Meaning they are giving the "penalty" a pass because it's a tax, not a penalty.
That's not what they said. Here's what they said:
First. It is beyond serious question that a tax does not cease to be valid merely because it regulates, discourages, or even definitely deters the activities taxed. Sonzinsky v. United States, 300 U.S. 506, 513 -514 (1937). The principle applies even though the revenue obtained is obviously negligible, Sonzinsky v. United States, supra, or the revenue purpose of the tax may be secondary, Hampton & Co. v. United States, 276 U.S. 394 (1928). Nor does a tax statute necessarily fall because it touches on activities which Congress might not otherwise regulate. As was pointed out in Magnano Co. v. Hamilton, 292 U.S. 40, 47 (1934): [340 U.S. 42, 45]
Social Security, individual mandate, general welfare and tax, flexible language interpretation. Is none of that going to be addressed? Did I just waste my time responding to you?
1. Red herring. 2. Wrong anyway.
Medicaid, a joint federal-state insurance program, was established by the Social Security Act of 1965. Here in Florida, with the concurrence of HHS, Medicaid services components of Social Security have been selectively privatized and are administered through private managed care organizations. Legislation has been proposed in Florida this year to extend that Medicaid privatization to all qualified Social Security recipients living in the state.
What was said in dicta about the general welfare clause is not what was held in Helvering:
Absolutely wrong. It was decisional, NOT dicta. The court directly addressed questions expressly posed to the court by petitioners, the United States Commissioner of Internal Revenue and the United States Collector for the District of Massachusetts. Please don't beg the question.
Has the general welfare clause ever been used as a stand-alone grant of power, not in conjunction with enumerated powers?
Is that what the Health Care Bill does?
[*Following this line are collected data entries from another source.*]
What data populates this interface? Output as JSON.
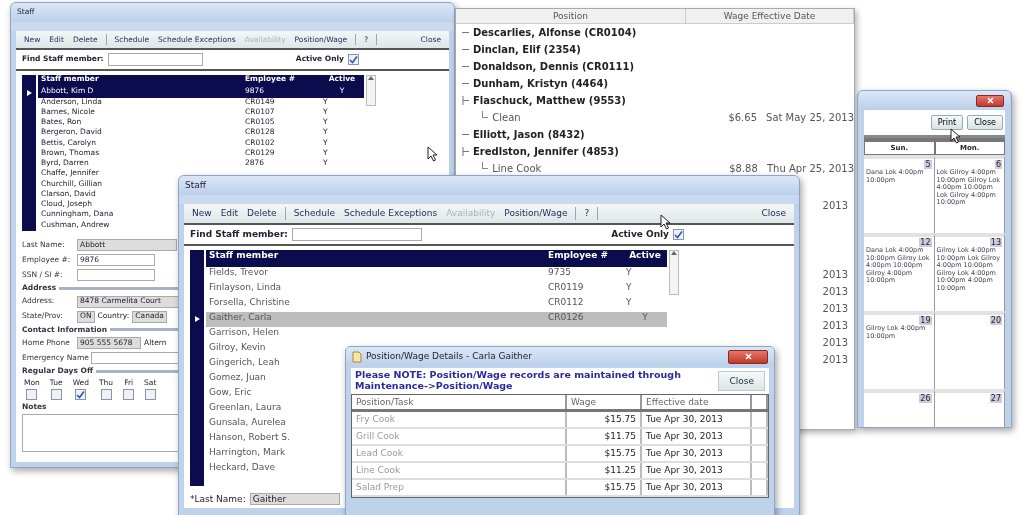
{
  "back_window": {
    "title": "Staff",
    "toolbar": [
      [
        {
          "label": "New",
          "disabled": false
        },
        {
          "label": "Edit",
          "disabled": false
        },
        {
          "label": "Delete",
          "disabled": false
        }
      ],
      [
        {
          "label": "Schedule",
          "disabled": false
        },
        {
          "label": "Schedule Exceptions",
          "disabled": false
        },
        {
          "label": "Availability",
          "disabled": true
        },
        {
          "label": "Position/Wage",
          "disabled": false
        }
      ],
      [
        {
          "label": "?",
          "disabled": false
        }
      ],
      [
        {
          "label": "Close",
          "disabled": false
        }
      ]
    ],
    "find_label": "Find Staff member:",
    "active_only": {
      "label": "Active Only",
      "checked": true
    },
    "columns": [
      "Staff member",
      "Employee #",
      "Active"
    ],
    "rows": [
      {
        "name": "Abbott, Kim D",
        "employee": "9876",
        "active": "Y",
        "selected": true
      },
      {
        "name": "Anderson, Linda",
        "employee": "CR0149",
        "active": "Y",
        "selected": false
      },
      {
        "name": "Barnes, Nicole",
        "employee": "CR0107",
        "active": "Y",
        "selected": false
      },
      {
        "name": "Bates, Ron",
        "employee": "CR0105",
        "active": "Y",
        "selected": false
      },
      {
        "name": "Bergeron, David",
        "employee": "CR0128",
        "active": "Y",
        "selected": false
      },
      {
        "name": "Bettis, Carolyn",
        "employee": "CR0102",
        "active": "Y",
        "selected": false
      },
      {
        "name": "Brown, Thomas",
        "employee": "CR0129",
        "active": "Y",
        "selected": false
      },
      {
        "name": "Byrd, Darren",
        "employee": "2876",
        "active": "Y",
        "selected": false
      },
      {
        "name": "Chaffe, Jennifer",
        "selected": false
      },
      {
        "name": "Churchill, Gillian",
        "selected": false
      },
      {
        "name": "Clarson, David",
        "selected": false
      },
      {
        "name": "Cloud, Joseph",
        "selected": false
      },
      {
        "name": "Cunningham, Dana",
        "selected": false
      },
      {
        "name": "Cushman, Andrew",
        "selected": false
      }
    ],
    "form": {
      "fields": [
        {
          "label": "Last Name:",
          "value": "Abbott"
        },
        {
          "label": "Employee #:",
          "value": "9876"
        },
        {
          "label": "SSN / SI #:"
        }
      ],
      "address_heading": "Address",
      "address": {
        "label": "Address:",
        "value": "8478 Carmelita Court"
      },
      "state": {
        "label": "State/Prov:",
        "value": "ON"
      },
      "country": {
        "label": "Country:",
        "value": "Canada"
      },
      "contact_heading": "Contact Information",
      "home_phone": {
        "label": "Home Phone",
        "value": "905 555 5678"
      },
      "alternate_label": "Altern",
      "emergency": {
        "label": "Emergency Name"
      },
      "days_heading": "Regular Days Off",
      "days": [
        {
          "label": "Mon",
          "checked": false
        },
        {
          "label": "Tue",
          "checked": false
        },
        {
          "label": "Wed",
          "checked": true
        },
        {
          "label": "Thu",
          "checked": false
        },
        {
          "label": "Fri",
          "checked": false
        },
        {
          "label": "Sat",
          "checked": false
        }
      ],
      "notes_label": "Notes"
    }
  },
  "tree_window": {
    "columns": [
      "Position",
      "Wage  Effective Date"
    ],
    "items": [
      {
        "label": "Descarlies, Alfonse  (CR0104)",
        "expanded": false
      },
      {
        "label": "Dinclan, Elif  (2354)",
        "expanded": false
      },
      {
        "label": "Donaldson, Dennis  (CR0111)",
        "expanded": false
      },
      {
        "label": "Dunham, Kristyn  (4464)",
        "expanded": false
      },
      {
        "label": "Flaschuck, Matthew  (9553)",
        "expanded": true,
        "children": [
          {
            "label": "Clean",
            "wage": "$6.65",
            "date": "Sat May 25, 2013"
          }
        ]
      },
      {
        "label": "Elliott, Jason  (8432)",
        "expanded": false
      },
      {
        "label": "Eredlston, Jennifer  (4853)",
        "expanded": true,
        "children": [
          {
            "label": "Line Cook",
            "wage": "$8.88",
            "date": "Thu Apr 25, 2013"
          }
        ]
      }
    ],
    "more_dates": [
      "2013",
      "2013",
      "2013",
      "2013",
      "2013",
      "2013",
      "2013"
    ]
  },
  "calendar_window": {
    "buttons": [
      "Print",
      "Close"
    ],
    "columns": [
      "Sun.",
      "Mon."
    ],
    "weeks": [
      [
        {
          "day": "5",
          "text": "Dana Lok 4:00pm 10:00pm"
        },
        {
          "day": "6",
          "text": "Lok Gilroy 4:00pm 10:00pm Gilroy Lok 4:00pm 10:00pm Lok Gilroy 4:00pm 10:00pm"
        }
      ],
      [
        {
          "day": "12",
          "text": "Dana Lok 4:00pm 10:00pm Gilroy Lok 4:00pm 10:00pm Gilroy 4:00pm 10:00pm"
        },
        {
          "day": "13",
          "text": "Gilroy Lok 4:00pm 10:00pm Lok Gilroy 4:00pm 10:00pm Gilroy Lok 4:00pm 10:00pm 4:00pm 10:00pm"
        }
      ],
      [
        {
          "day": "19",
          "text": "Gilroy Lok 4:00pm 10:00pm"
        },
        {
          "day": "20"
        }
      ],
      [
        {
          "day": "26"
        },
        {
          "day": "27"
        }
      ]
    ]
  },
  "front_window": {
    "title": "Staff",
    "toolbar": [
      [
        {
          "label": "New",
          "disabled": false
        },
        {
          "label": "Edit",
          "disabled": false
        },
        {
          "label": "Delete",
          "disabled": false
        }
      ],
      [
        {
          "label": "Schedule",
          "disabled": false
        },
        {
          "label": "Schedule Exceptions",
          "disabled": false
        },
        {
          "label": "Availability",
          "disabled": true
        },
        {
          "label": "Position/Wage",
          "disabled": false
        }
      ],
      [
        {
          "label": "?",
          "disabled": false
        }
      ],
      [
        {
          "label": "Close",
          "disabled": false
        }
      ]
    ],
    "find_label": "Find Staff member:",
    "active_only": {
      "label": "Active Only",
      "checked": true
    },
    "columns": [
      "Staff member",
      "Employee #",
      "Active"
    ],
    "rows": [
      {
        "name": "Fields, Trevor",
        "employee": "9735",
        "active": "Y",
        "selected": false
      },
      {
        "name": "Finlayson, Linda",
        "employee": "CR0119",
        "active": "Y",
        "selected": false
      },
      {
        "name": "Forsella, Christine",
        "employee": "CR0112",
        "active": "Y",
        "selected": false
      },
      {
        "name": "Gaither, Carla",
        "employee": "CR0126",
        "active": "Y",
        "selected": true
      },
      {
        "name": "Garrison, Helen",
        "selected": false
      },
      {
        "name": "Gilroy, Kevin",
        "selected": false
      },
      {
        "name": "Gingerich, Leah",
        "selected": false
      },
      {
        "name": "Gomez, Juan",
        "selected": false
      },
      {
        "name": "Gow, Eric",
        "selected": false
      },
      {
        "name": "Greenlan, Laura",
        "selected": false
      },
      {
        "name": "Gunsala, Aurelea",
        "selected": false
      },
      {
        "name": "Hanson, Robert S.",
        "selected": false
      },
      {
        "name": "Harrington, Mark",
        "selected": false
      },
      {
        "name": "Heckard, Dave",
        "selected": false
      }
    ],
    "last_name": {
      "label": "*Last Name:",
      "value": "Gaither"
    }
  },
  "wage_dialog": {
    "title": "Position/Wage Details - Carla Gaither",
    "note": "Please NOTE: Position/Wage records are maintained through Maintenance->Position/Wage",
    "close": "Close",
    "columns": [
      "Position/Task",
      "Wage",
      "Effective date"
    ],
    "rows": [
      {
        "position": "Fry Cook",
        "wage": "$15.75",
        "date": "Tue Apr 30, 2013"
      },
      {
        "position": "Grill Cook",
        "wage": "$11.75",
        "date": "Tue Apr 30, 2013"
      },
      {
        "position": "Lead Cook",
        "wage": "$15.75",
        "date": "Tue Apr 30, 2013"
      },
      {
        "position": "Line Cook",
        "wage": "$11.25",
        "date": "Tue Apr 30, 2013"
      },
      {
        "position": "Salad Prep",
        "wage": "$15.75",
        "date": "Tue Apr 30, 2013"
      }
    ]
  }
}
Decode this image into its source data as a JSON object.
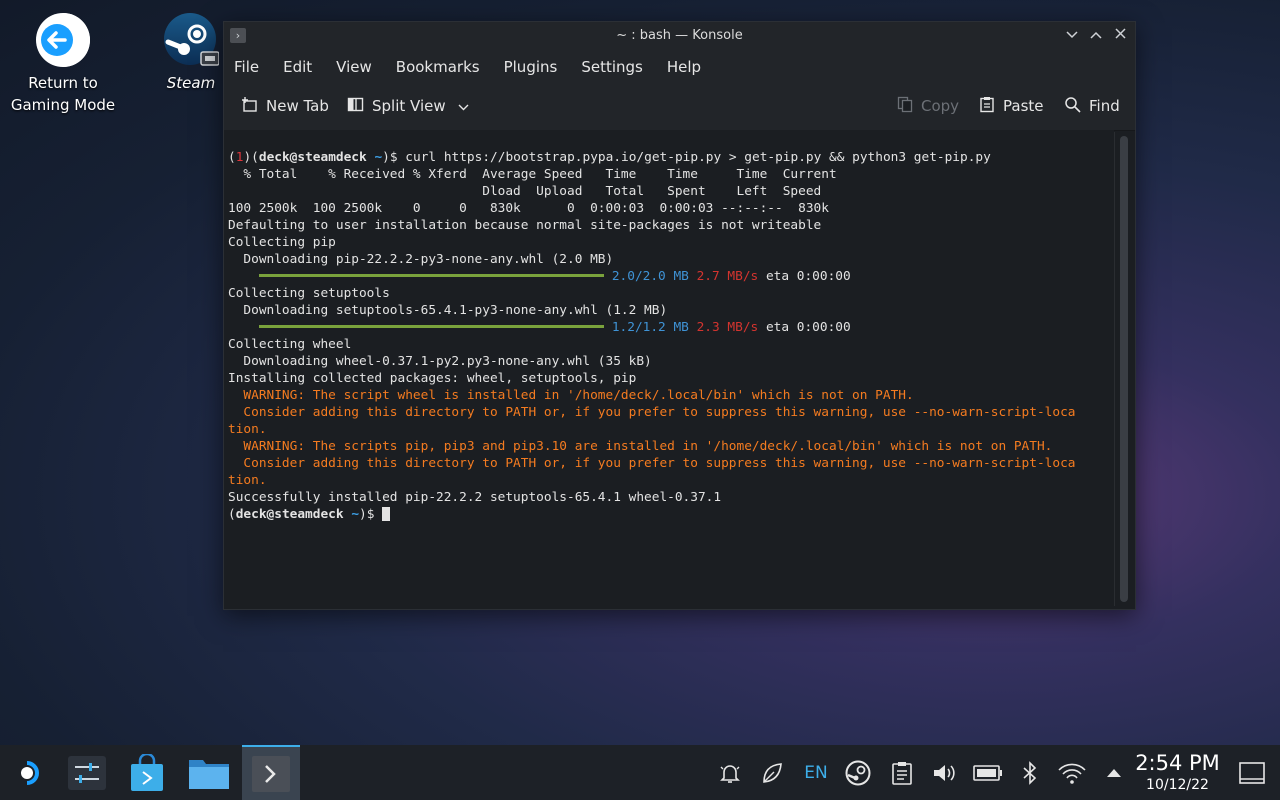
{
  "desktop": {
    "icons": [
      {
        "label_line1": "Return to",
        "label_line2": "Gaming Mode"
      },
      {
        "label": "Steam"
      }
    ]
  },
  "window": {
    "title": "~ : bash — Konsole",
    "menu": [
      "File",
      "Edit",
      "View",
      "Bookmarks",
      "Plugins",
      "Settings",
      "Help"
    ],
    "toolbar": {
      "new_tab": "New Tab",
      "split_view": "Split View",
      "copy": "Copy",
      "paste": "Paste",
      "find": "Find"
    }
  },
  "terminal": {
    "prompt_user": "deck@steamdeck",
    "prompt_path": "~",
    "prompt_exit": "1",
    "command": "curl https://bootstrap.pypa.io/get-pip.py > get-pip.py && python3 get-pip.py",
    "lines": [
      "  % Total    % Received % Xferd  Average Speed   Time    Time     Time  Current",
      "                                 Dload  Upload   Total   Spent    Left  Speed",
      "100 2500k  100 2500k    0     0   830k      0  0:00:03  0:00:03 --:--:--  830k",
      "Defaulting to user installation because normal site-packages is not writeable",
      "Collecting pip",
      "  Downloading pip-22.2.2-py3-none-any.whl (2.0 MB)"
    ],
    "pip_progress": {
      "size": "2.0/2.0 MB",
      "speed": "2.7 MB/s",
      "eta": "eta 0:00:00"
    },
    "lines2": [
      "Collecting setuptools",
      "  Downloading setuptools-65.4.1-py3-none-any.whl (1.2 MB)"
    ],
    "setuptools_progress": {
      "size": "1.2/1.2 MB",
      "speed": "2.3 MB/s",
      "eta": "eta 0:00:00"
    },
    "lines3": [
      "Collecting wheel",
      "  Downloading wheel-0.37.1-py2.py3-none-any.whl (35 kB)",
      "Installing collected packages: wheel, setuptools, pip"
    ],
    "warnings": [
      "  WARNING: The script wheel is installed in '/home/deck/.local/bin' which is not on PATH.",
      "  Consider adding this directory to PATH or, if you prefer to suppress this warning, use --no-warn-script-loca",
      "tion.",
      "  WARNING: The scripts pip, pip3 and pip3.10 are installed in '/home/deck/.local/bin' which is not on PATH.",
      "  Consider adding this directory to PATH or, if you prefer to suppress this warning, use --no-warn-script-loca",
      "tion."
    ],
    "success": "Successfully installed pip-22.2.2 setuptools-65.4.1 wheel-0.37.1"
  },
  "taskbar": {
    "keyboard_layout": "EN",
    "time": "2:54 PM",
    "date": "10/12/22"
  },
  "colors": {
    "accent": "#3daee9",
    "progress": "#7aa23c",
    "warning": "#f47b20",
    "error": "#e0353a"
  }
}
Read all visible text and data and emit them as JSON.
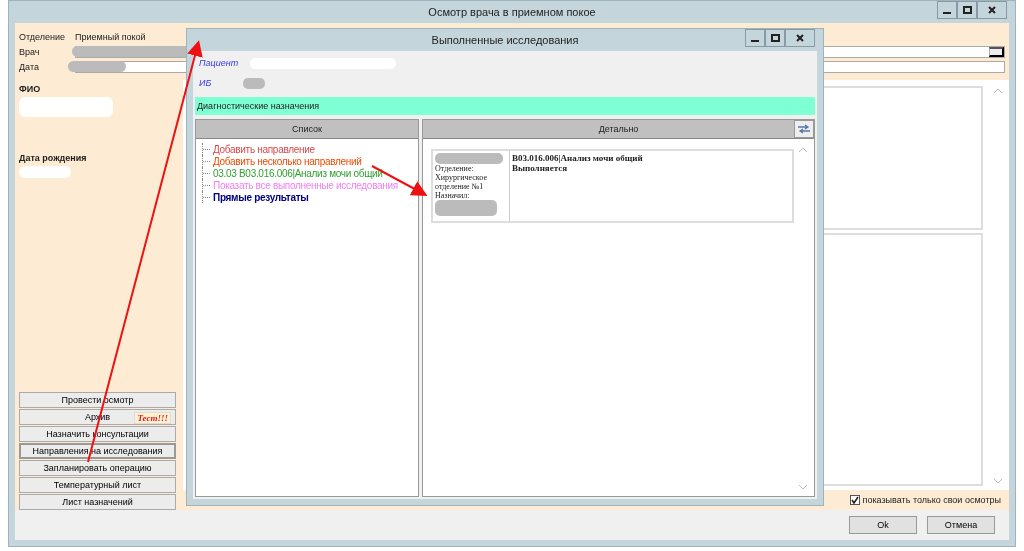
{
  "window": {
    "title": "Осмотр врача в приемном покое"
  },
  "form": {
    "department_label": "Отделение",
    "department_value": "Приемный покой",
    "doctor_label": "Врач",
    "date_label": "Дата",
    "fio_label": "ФИО",
    "birthdate_label": "Дата рождения"
  },
  "action_buttons": [
    {
      "label": "Провести осмотр",
      "selected": false
    },
    {
      "label": "Архив",
      "selected": false
    },
    {
      "label": "Назначить консультации",
      "selected": false
    },
    {
      "label": "Направления на исследования",
      "selected": true
    },
    {
      "label": "Запланировать операцию",
      "selected": false
    },
    {
      "label": "Температурный лист",
      "selected": false
    },
    {
      "label": "Лист назначений",
      "selected": false
    }
  ],
  "test_badge": "Тест!!!",
  "own_only_checkbox": {
    "label": "показывать только свои осмотры",
    "checked": true
  },
  "footer_buttons": [
    "Ok",
    "Отмена"
  ],
  "dialog": {
    "title": "Выполненные исследования",
    "patient_label": "Пациент",
    "ib_label": "ИБ",
    "section_title": "Диагностические назначения",
    "list_header": "Список",
    "detail_header": "Детально",
    "tree": [
      {
        "label": "Добавить направление",
        "kind": "action",
        "color": "#d84848"
      },
      {
        "label": "Добавить несколько направлений",
        "kind": "action",
        "color": "#f04a00"
      },
      {
        "label": "03.03  B03.016.006|Анализ мочи общий",
        "kind": "action",
        "color": "#30a030"
      },
      {
        "label": "Показать все выполненные исследования",
        "kind": "action",
        "color": "#f080f0"
      },
      {
        "label": "Прямые результаты",
        "kind": "group",
        "color": "#000080"
      }
    ],
    "card": {
      "department_label": "Отделение:",
      "department_value": "Хирургическое отделение №1",
      "assigned_label": "Назначил:",
      "test_name": "B03.016.006|Анализ мочи общий",
      "status": "Выполняется"
    }
  }
}
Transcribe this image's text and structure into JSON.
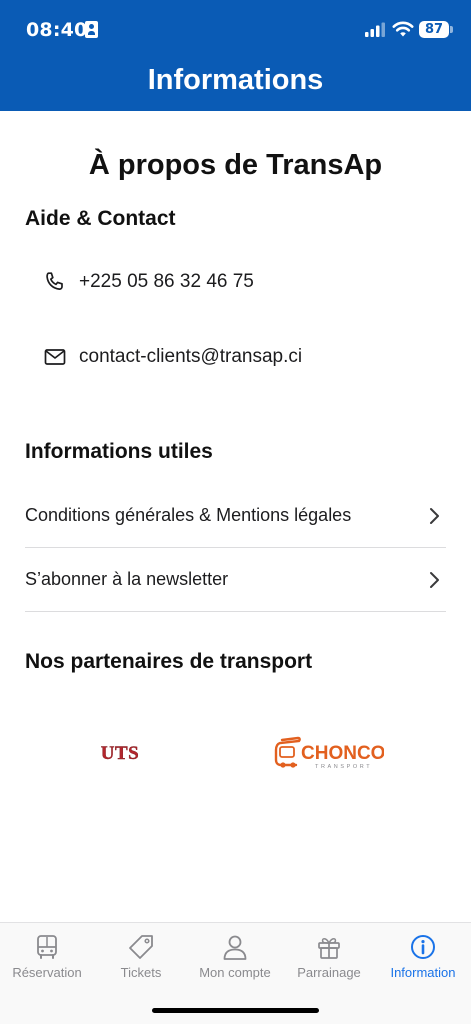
{
  "status_bar": {
    "time": "08:40",
    "battery": "87"
  },
  "header": {
    "title": "Informations"
  },
  "page_title": "À propos de TransAp",
  "help_contact": {
    "title": "Aide & Contact",
    "phone": "+225 05 86 32 46 75",
    "email": "contact-clients@transap.ci"
  },
  "useful_info": {
    "title": "Informations utiles",
    "items": [
      {
        "label": "Conditions générales & Mentions légales"
      },
      {
        "label": "S’abonner à la newsletter"
      }
    ]
  },
  "partners": {
    "title": "Nos partenaires de transport",
    "logos": [
      {
        "name": "UTS",
        "text": "UTS",
        "color": "#b3262d"
      },
      {
        "name": "CHONCO",
        "text": "CHONCO",
        "tagline": "TRANSPORT",
        "color": "#e2601f"
      }
    ]
  },
  "tabbar": {
    "accent_color": "#1a73e8",
    "inactive_color": "#8a8a8e",
    "tabs": [
      {
        "label": "Réservation",
        "icon": "bus-icon",
        "active": false
      },
      {
        "label": "Tickets",
        "icon": "tag-icon",
        "active": false
      },
      {
        "label": "Mon compte",
        "icon": "person-icon",
        "active": false
      },
      {
        "label": "Parrainage",
        "icon": "gift-icon",
        "active": false
      },
      {
        "label": "Information",
        "icon": "info-icon",
        "active": true
      }
    ]
  },
  "colors": {
    "header_bg": "#0a5bb5",
    "divider": "#dcdcde"
  }
}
Don't insinuate, quote.
Why do you think the courts in those cases were distinguishing the tax from a penalty?
Not for any reason relevant to the overlapping and Constitutionally indistinguishable (or at least so far not distinguished) Social Security and Health Care laws.
I don't see how the Supreme Court will find the latter is unconstitutional without it being clearly distinguished from the former. (Remember your original question?)
So far, I haven't seen any facts or cites meeting that burden even slightly.